The ACM Dynamic Opportunity Fund is designed as a core investment for investors seeking long term capital appreciation with a short term focus on capital preservation. The fund employs a dynamic strategy, which aims to actively participate during a rising market environment and protect investors when markets experience downturns. The fund takes an active management approach staying apprised of individual holdings.
To pursue its investment objectives, the fund invests primarily in domestic equity securities. On an ongoing basis, ACM monitors all stock holdings, closely following corporate fundamentals, price, and volume activity. ACM’s proprietary risk models help to identify timing and magnitude of portfolio hedges, to help mitigate losses during market downturns.
The fund screens equity securities of any market capitalization, focusing on fundamental and technical analysis. In addition, proprietary valuation models are used to assist in determining potential stock candidates. The fund will then select stocks that experience meaningful breakouts as determined by price and volume action. Stop loss rules are used in addition to hedging strategies to minimize loss during market downturns.
Investors should carefully consider the investment objectives, risks, charges and expenses of the ACM Dynamic Opportunity Fund. This and other important information about the Fund is contained in the prospectus, which can be obtained by calling 1-844-798-3833. The prospectus should be read carefully before investing. The ACM Dynamic Opportunity Fund is distributed by Northern Lights Distributors, LLC, member FINRA/SIPC. Northern Lights Distributors, LLC and Ascendant Capital Management, LLC are not affiliated.
Mutual Funds involve risk including possible loss of principal.
Adverse changes in currency exchange rates may erode or reverse any potential gains from the Fund’s investments.
ETF’s are subject to specific risks, depending on the nature of the underlying strategy of the fund. These risks could include liquidity risk, sector risk, as well as risks associated with fixed income securities, real estate investments, and commodities, to name a few.
Investments in underlying funds that own small and mid-capitalization companies may be more vulnerable than larger, more established organizations.
Derivative instruments involve risks different from, or possibly greater than, the risks associated with investing directly in securities and other traditional investments.
Investments in foreign securities could subject the Fund to greater risks including, currency fluctuation, economic conditions, and different governmental and accounting standards.
In addition to the risks generally associated with investing in securities of foreign companies, countries with emerging markets also may have relatively unstable governments, social and legal systems that do not protect shareholders, economies based on only a few industries, and securities markets that trade a small number of issues.
The Fund is a new mutual fund and has a limited history of operations for investors to evaluate. Investors bear the risk that the Fund may not be able to implement its investment strategies or attract sufficient assets. The Adviser has not previously managed a mutual fund.

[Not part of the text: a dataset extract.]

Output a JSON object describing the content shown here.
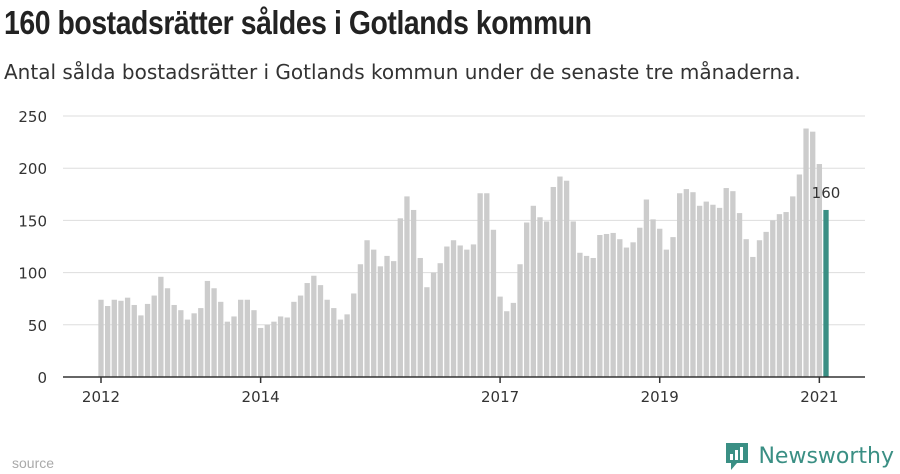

Purchased put options may decline in value or expire worthless and may have imperfect correlation to the value of the Fund’s portfolio securities. Written call and put options may limit the Fund’s participation in equity market gains and may amplify losses in market declines. The Fund’s losses are potentially large in a written put or call transaction. If unhedged, written calls expose the Fund to potentially unlimited losses.
The Fund will incur a loss as a result of a short position if the price of the short position instrument increases in value between the date of the short position sale and the date on which an offsetting position is purchased. Short positions may be considered speculative transactions and involve special risks, including greater reliance on the ability to accurately anticipate the future value of a security or instrument. The Fund’s losses are potentially large in a short position transaction.
Beta is a measure of systemic risk. Price to Earnings (P/E) is a valuation ratio of a company’s current share price compared to its per share earnings. Gross Long and Short Exposure is the percentage in securities that are expected to rise and decline, respectively.